Если теперь предмет отодвигается далее, то образуется область его поверхности, видимая обоими глазами одновременно, хотя тот и другой глаз видит ее каждый посвоему. Кроме того, у каждого глаза есть часть поверхности предмета, видимая только этому глазу и восполняющая поверхность, доступную другому глазу. При передаче зримого на изображении, необходимо, если мы хотим оставаться верными действительному опыту, — необходимо дать дополнительную поверхность предмета, явно противоречащую образу перспективному. При этом нельзя думать, будто эта дополнительная поверхность, даже при вышепредположенной полной неподвижности глаз и предмета, есть нечто пренебрегаемо малое.
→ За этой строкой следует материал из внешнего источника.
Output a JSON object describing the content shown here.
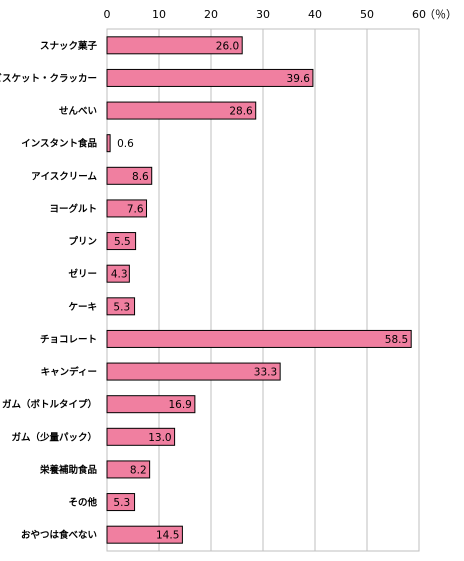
{
  "chart_data": {
    "type": "bar",
    "orientation": "horizontal",
    "unit": "（％）",
    "xlim": [
      0,
      60
    ],
    "xticks": [
      "0",
      "10",
      "20",
      "30",
      "40",
      "50",
      "60"
    ],
    "grid": true,
    "bar_color": "#f07fa0",
    "bar_stroke": "#000000",
    "categories": [
      "スナック菓子",
      "ビスケット・クラッカー",
      "せんべい",
      "インスタント食品",
      "アイスクリーム",
      "ヨーグルト",
      "プリン",
      "ゼリー",
      "ケーキ",
      "チョコレート",
      "キャンディー",
      "ガム（ボトルタイプ）",
      "ガム（少量パック）",
      "栄養補助食品",
      "その他",
      "おやつは食べない"
    ],
    "values": [
      26.0,
      39.6,
      28.6,
      0.6,
      8.6,
      7.6,
      5.5,
      4.3,
      5.3,
      58.5,
      33.3,
      16.9,
      13.0,
      8.2,
      5.3,
      14.5
    ],
    "value_labels": [
      "26.0",
      "39.6",
      "28.6",
      "0.6",
      "8.6",
      "7.6",
      "5.5",
      "4.3",
      "5.3",
      "58.5",
      "33.3",
      "16.9",
      "13.0",
      "8.2",
      "5.3",
      "14.5"
    ]
  }
}
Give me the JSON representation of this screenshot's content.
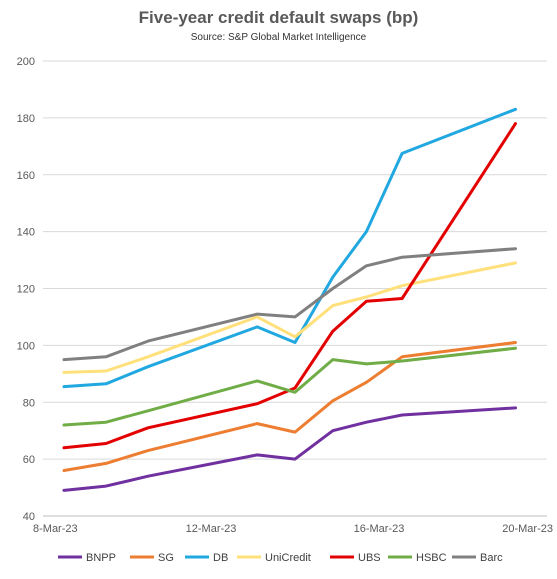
{
  "chart_data": {
    "type": "line",
    "title": "Five-year credit default swaps (bp)",
    "subtitle": "Source: S&P Global Market Intelligence",
    "x": [
      "8-Mar-23",
      "9-Mar-23",
      "10-Mar-23",
      "13-Mar-23",
      "14-Mar-23",
      "15-Mar-23",
      "16-Mar-23",
      "17-Mar-23",
      "20-Mar-23"
    ],
    "x_tick_labels": [
      {
        "label": "8-Mar-23",
        "index": 0
      },
      {
        "label": "12-Mar-23",
        "index": 2.667
      },
      {
        "label": "16-Mar-23",
        "index": 5.333
      },
      {
        "label": "20-Mar-23",
        "index": 8
      }
    ],
    "x_positions": [
      0.5,
      1.5,
      2.5,
      5.1,
      6.0,
      6.9,
      7.7,
      8.55,
      11.25
    ],
    "ylim": [
      40,
      200
    ],
    "y_ticks": [
      40,
      60,
      80,
      100,
      120,
      140,
      160,
      180,
      200
    ],
    "grid": true,
    "legend_position": "bottom",
    "series": [
      {
        "name": "BNPP",
        "color": "#7030A0",
        "values": [
          49,
          50.5,
          54,
          61.5,
          60,
          70,
          73,
          75.5,
          78
        ]
      },
      {
        "name": "SG",
        "color": "#ED7D31",
        "values": [
          56,
          58.5,
          63,
          72.5,
          69.5,
          80.5,
          87,
          96,
          101
        ]
      },
      {
        "name": "DB",
        "color": "#21A8E0",
        "values": [
          85.5,
          86.5,
          92.5,
          106.5,
          101,
          124,
          140,
          167.5,
          183
        ]
      },
      {
        "name": "UniCredit",
        "color": "#FFE07A",
        "values": [
          90.5,
          91,
          96,
          110,
          103,
          114,
          117,
          121,
          129
        ]
      },
      {
        "name": "UBS",
        "color": "#E30000",
        "values": [
          64,
          65.5,
          71,
          79.5,
          85,
          105,
          115.5,
          116.5,
          178
        ]
      },
      {
        "name": "HSBC",
        "color": "#70AD47",
        "values": [
          72,
          73,
          77,
          87.5,
          83.5,
          95,
          93.5,
          94.5,
          99
        ]
      },
      {
        "name": "Barc",
        "color": "#808080",
        "values": [
          95,
          96,
          101.5,
          111,
          110,
          120,
          128,
          131,
          134
        ]
      }
    ]
  }
}
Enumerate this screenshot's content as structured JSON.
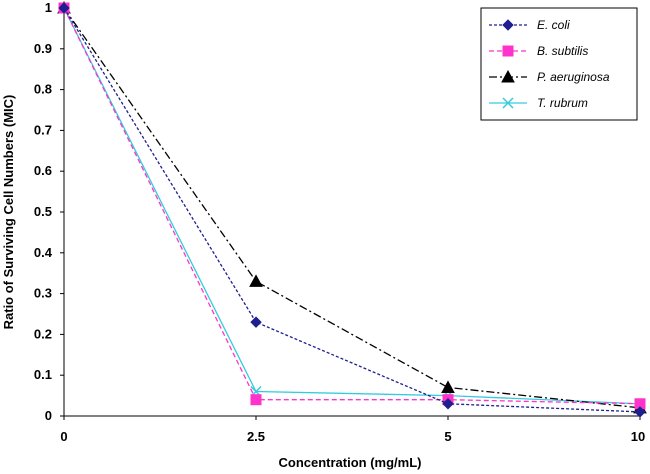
{
  "chart_data": {
    "type": "line",
    "title": "",
    "xlabel": "Concentration (mg/mL)",
    "ylabel": "Ratio of Surviving Cell Numbers (MIC)",
    "x": [
      0,
      2.5,
      5,
      10
    ],
    "x_tick_labels": [
      "0",
      "2.5",
      "5",
      "10"
    ],
    "y_tick_labels": [
      "0",
      "0.1",
      "0.2",
      "0.3",
      "0.4",
      "0.5",
      "0.6",
      "0.7",
      "0.8",
      "0.9",
      "1"
    ],
    "ylim": [
      0,
      1
    ],
    "grid": false,
    "legend_position": "top-right",
    "series": [
      {
        "name": "E. coli",
        "values": [
          1,
          0.23,
          0.03,
          0.01
        ],
        "color": "#1f1f8f",
        "marker": "diamond",
        "dash": "3,2"
      },
      {
        "name": "B. subtilis",
        "values": [
          1,
          0.04,
          0.04,
          0.03
        ],
        "color": "#ff33cc",
        "marker": "square",
        "dash": "5,3"
      },
      {
        "name": "P. aeruginosa",
        "values": [
          1,
          0.33,
          0.07,
          0.02
        ],
        "color": "#000000",
        "marker": "triangle",
        "dash": "8,3,2,3"
      },
      {
        "name": "T. rubrum",
        "values": [
          1,
          0.06,
          0.05,
          0.03
        ],
        "color": "#33ccdd",
        "marker": "x",
        "dash": ""
      }
    ]
  }
}
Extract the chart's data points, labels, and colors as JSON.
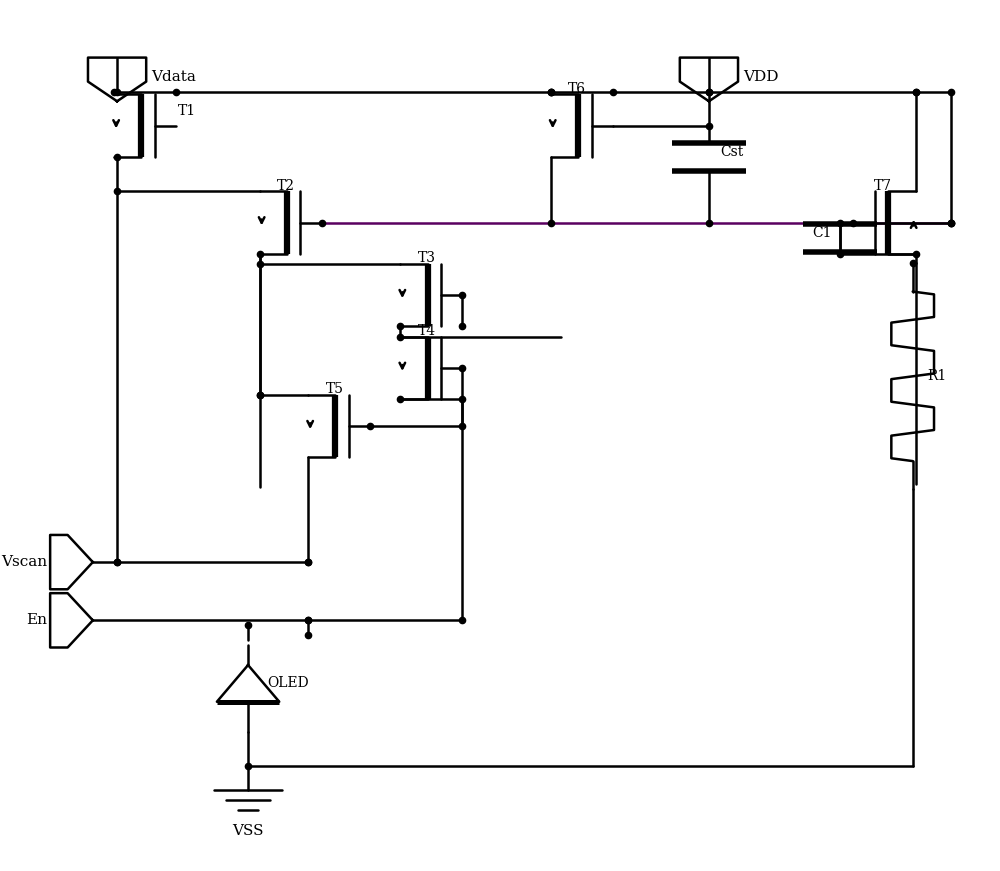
{
  "bg_color": "#ffffff",
  "line_color": "#000000",
  "purple_color": "#5a0060",
  "line_width": 1.8,
  "fig_width": 10.0,
  "fig_height": 8.71,
  "dpi": 100,
  "labels": {
    "vdata": "Vdata",
    "vdd": "VDD",
    "vss": "VSS",
    "vscan": "Vscan",
    "en": "En",
    "oled": "OLED",
    "t1": "T1",
    "t2": "T2",
    "t3": "T3",
    "t4": "T4",
    "t5": "T5",
    "t6": "T6",
    "t7": "T7",
    "cst": "Cst",
    "c1": "C1",
    "r1": "R1"
  }
}
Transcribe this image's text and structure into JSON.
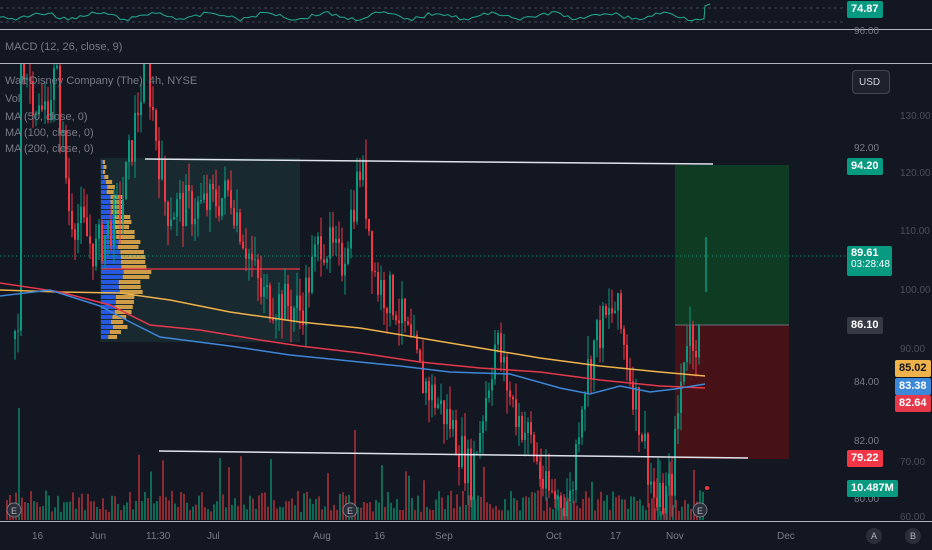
{
  "rsi": {
    "value": "74.87",
    "value_color": "#089981",
    "line_color": "#22ab94"
  },
  "macd": {
    "label": "MACD (12, 26, close, 9)"
  },
  "legend": {
    "symbol": "Walt Disney Company (The), 4h, NYSE",
    "vol": "Vol",
    "ma50": "MA (50, close, 0)",
    "ma100": "MA (100, close, 0)",
    "ma200": "MA (200, close, 0)"
  },
  "currency_button": "USD",
  "price_axis": {
    "labels": [
      {
        "text": "96.00",
        "value": 96
      },
      {
        "text": "92.00",
        "value": 92
      },
      {
        "text": "88.00",
        "value": 88
      },
      {
        "text": "84.00",
        "value": 84
      },
      {
        "text": "82.00",
        "value": 82
      },
      {
        "text": "80.00",
        "value": 80
      }
    ]
  },
  "volume_axis": {
    "labels": [
      "130.00",
      "120.00",
      "110.00",
      "100.00",
      "90.00",
      "70.00",
      "60.00"
    ]
  },
  "badges": {
    "target": {
      "text": "94.20",
      "bg": "#089981",
      "fg": "#ffffff"
    },
    "last": {
      "price": "89.61",
      "countdown": "03:28:48",
      "bg": "#089981",
      "fg": "#ffffff"
    },
    "entry": {
      "text": "86.10",
      "bg": "#363a45",
      "fg": "#ffffff"
    },
    "ma200": {
      "text": "85.02",
      "bg": "#f0b24b",
      "fg": "#131722"
    },
    "ma100": {
      "text": "83.38",
      "bg": "#3d87d9",
      "fg": "#ffffff"
    },
    "ma50": {
      "text": "82.64",
      "bg": "#e5394b",
      "fg": "#ffffff"
    },
    "stop": {
      "text": "79.22",
      "bg": "#f23645",
      "fg": "#ffffff"
    },
    "volume": {
      "text": "10.487M",
      "bg": "#089981",
      "fg": "#ffffff"
    }
  },
  "time_axis": {
    "labels": [
      "16",
      "Jun",
      "11:30",
      "Jul",
      "Aug",
      "16",
      "Sep",
      "Oct",
      "17",
      "Nov",
      "Dec"
    ]
  },
  "scale_buttons": {
    "auto": "A",
    "log": "B"
  },
  "event_marker": "E",
  "colors": {
    "up": "#089981",
    "down": "#f23645",
    "ma50": "#e5394b",
    "ma100": "#3d87d9",
    "ma200": "#f0b24b",
    "channel": "#e0e3eb"
  }
}
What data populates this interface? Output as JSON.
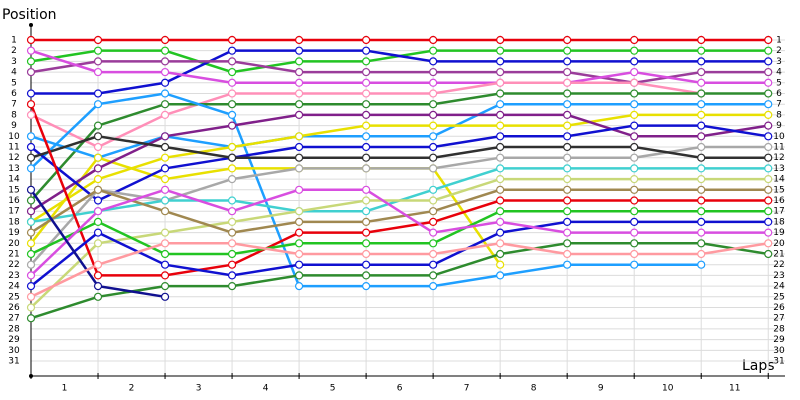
{
  "chart_data": {
    "type": "line",
    "title": "Position",
    "x_label": "Laps",
    "x": [
      0,
      1,
      2,
      3,
      4,
      5,
      6,
      7,
      8,
      9,
      10,
      11
    ],
    "xlim": [
      0,
      11.25
    ],
    "xticks": [
      {
        "value": 0.5,
        "label": "1"
      },
      {
        "value": 1.5,
        "label": "2"
      },
      {
        "value": 2.5,
        "label": "3"
      },
      {
        "value": 3.5,
        "label": "4"
      },
      {
        "value": 4.5,
        "label": "5"
      },
      {
        "value": 5.5,
        "label": "6"
      },
      {
        "value": 6.5,
        "label": "7"
      },
      {
        "value": 7.5,
        "label": "8"
      },
      {
        "value": 8.5,
        "label": "9"
      },
      {
        "value": 9.5,
        "label": "10"
      },
      {
        "value": 10.5,
        "label": "11"
      }
    ],
    "ylim": [
      -0.4,
      32.4
    ],
    "y_inverted": true,
    "yticks": [
      1,
      2,
      3,
      4,
      5,
      6,
      7,
      8,
      9,
      10,
      11,
      12,
      13,
      14,
      15,
      16,
      17,
      18,
      19,
      20,
      21,
      22,
      23,
      24,
      25,
      26,
      27,
      28,
      29,
      30,
      31
    ],
    "grid": true,
    "series": [
      {
        "color": "#e8000b",
        "values": [
          1,
          1,
          1,
          1,
          1,
          1,
          1,
          1,
          1,
          1,
          1,
          1
        ]
      },
      {
        "color": "#22c422",
        "values": [
          3,
          2,
          2,
          4,
          3,
          3,
          2,
          2,
          2,
          2,
          2,
          2
        ]
      },
      {
        "color": "#1010d0",
        "values": [
          6,
          6,
          5,
          2,
          2,
          2,
          3,
          3,
          3,
          3,
          3,
          3
        ]
      },
      {
        "color": "#9a3c9a",
        "values": [
          4,
          3,
          3,
          3,
          4,
          4,
          4,
          4,
          4,
          5,
          4,
          4
        ]
      },
      {
        "color": "#d84ee0",
        "values": [
          2,
          4,
          4,
          5,
          5,
          5,
          5,
          5,
          5,
          4,
          5,
          5
        ]
      },
      {
        "color": "#ff8fb8",
        "values": [
          8,
          11,
          8,
          6,
          6,
          6,
          6,
          5,
          5,
          5,
          6,
          null
        ]
      },
      {
        "color": "#2e8b2e",
        "values": [
          16,
          9,
          7,
          7,
          7,
          7,
          7,
          6,
          6,
          6,
          6,
          6
        ]
      },
      {
        "color": "#1e9fff",
        "values": [
          13,
          7,
          6,
          8,
          24,
          24,
          24,
          23,
          22,
          22,
          22,
          null
        ]
      },
      {
        "color": "#1e9fff",
        "values": [
          10,
          12,
          10,
          11,
          10,
          10,
          10,
          7,
          7,
          7,
          7,
          7
        ]
      },
      {
        "color": "#e8e000",
        "values": [
          20,
          12,
          14,
          13,
          13,
          13,
          13,
          22,
          null,
          null,
          null,
          null
        ]
      },
      {
        "color": "#e8e000",
        "values": [
          18,
          14,
          12,
          11,
          10,
          9,
          9,
          9,
          9,
          8,
          8,
          8
        ]
      },
      {
        "color": "#80208a",
        "values": [
          17,
          13,
          10,
          9,
          8,
          8,
          8,
          8,
          8,
          10,
          10,
          9
        ]
      },
      {
        "color": "#1010d0",
        "values": [
          11,
          16,
          13,
          12,
          11,
          11,
          11,
          10,
          10,
          9,
          9,
          10
        ]
      },
      {
        "color": "#a8a8a8",
        "values": [
          22,
          15,
          16,
          14,
          13,
          13,
          13,
          12,
          12,
          12,
          11,
          11
        ]
      },
      {
        "color": "#303030",
        "values": [
          12,
          10,
          11,
          12,
          12,
          12,
          12,
          11,
          11,
          11,
          12,
          12
        ]
      },
      {
        "color": "#40d0d0",
        "values": [
          18,
          17,
          16,
          16,
          17,
          17,
          15,
          13,
          13,
          13,
          13,
          13
        ]
      },
      {
        "color": "#c8d878",
        "values": [
          26,
          20,
          19,
          18,
          17,
          16,
          16,
          14,
          14,
          14,
          14,
          14
        ]
      },
      {
        "color": "#a08850",
        "values": [
          19,
          15,
          17,
          19,
          18,
          18,
          17,
          15,
          15,
          15,
          15,
          15
        ]
      },
      {
        "color": "#e8000b",
        "values": [
          7,
          23,
          23,
          22,
          19,
          19,
          18,
          16,
          16,
          16,
          16,
          16
        ]
      },
      {
        "color": "#22c422",
        "values": [
          21,
          18,
          21,
          21,
          20,
          20,
          20,
          17,
          17,
          17,
          17,
          17
        ]
      },
      {
        "color": "#1010d0",
        "values": [
          24,
          19,
          22,
          23,
          22,
          22,
          22,
          19,
          18,
          18,
          18,
          18
        ]
      },
      {
        "color": "#d84ee0",
        "values": [
          23,
          17,
          15,
          17,
          15,
          15,
          19,
          18,
          19,
          19,
          19,
          19
        ]
      },
      {
        "color": "#2e8b2e",
        "values": [
          27,
          25,
          24,
          24,
          23,
          23,
          23,
          21,
          20,
          20,
          20,
          21
        ]
      },
      {
        "color": "#101090",
        "values": [
          15,
          24,
          25,
          null,
          null,
          null,
          null,
          null,
          null,
          null,
          null,
          null
        ]
      },
      {
        "color": "#ff9aa0",
        "values": [
          25,
          22,
          20,
          20,
          21,
          21,
          21,
          20,
          21,
          21,
          21,
          20
        ]
      }
    ]
  }
}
В виде примера сделаем подсчет для шара радиусом 10 см и в расстоянии 50 см от глаз. Пусть расстояние между двумя точками зрения равно 6 см. Тогда в горизонтальном экваториальном сечении к сектору, видимому одним глазом с одной точки зрения, добавляется другим глазом примерно одна треть той же величины. Этот подсчет соответствует тому случаю, когда мы наблюдаем близкого к нам собеседника почти при неподвижности. До известной степени таковые же условия зрения при писании портретов, когда старались передать зрение недвижное. Указанная одна треть идет уже на прямое и явное опровержение перспективы даже в этом, нарочно и вопреки жизни подстроенном соотношении, наиболее благоприятном перспективе. Но жизнь, жизненные отношения, вообще говоря, вовсе не таковы. Точка зрения, точнее сказать, двойная точка зрения пары глаз, все время меняется, а образ, воспринимаемый нами непременно во времени, должен быть единым, т. е., иначе говоря, должен совместить в себе множество различных аспектов, объединяющих в себе каждый два аспекта, с двойной точки зрения. Наша голова подымается и опускается: следствием этого подымается и опускается горизонт, и это обстоятельство дает нам сознание простора по вертикали, как возможности подыматься и опускаться. Оценка высоты здания наиболее убедительна при таких подъемах и спусках, т. е. при смещениях горизонта. И потому, когда художник хочет передать нам архитектурный образ вместе с вызываемой им оценкою его высоты, то он неминуемо должен отказаться от перспективного требования единого горизонта. Если же требуется повысить эту оценку и внушить мысль о грандиозности и величии некоторого здания, то необходимо прибегнуть к мысленному опыту очень больших подъемов и опусканий, что ведет к значительному смешению горизонта. Эта сгущенность впечатления высоты достигается очень просто: поднятием горизонта нижней части изображения и опусканием горизонта верхней его части. Таков излюбленный прием целого ряда даже тех художников, которые, в общем правиле, перспективы старались держаться. Рембрандт, Поль Веронезе («Христос на пире у мытаря» и «Брак в Кане Галилейской»), Рафаэль («Афинская Школа», сравни также «Видение Иезекииля» и др.) достигали помощью него впечатления пышности и величия, изображая пространства вовсе не высокие, если делать промер аршином, а не созерцающим глазом.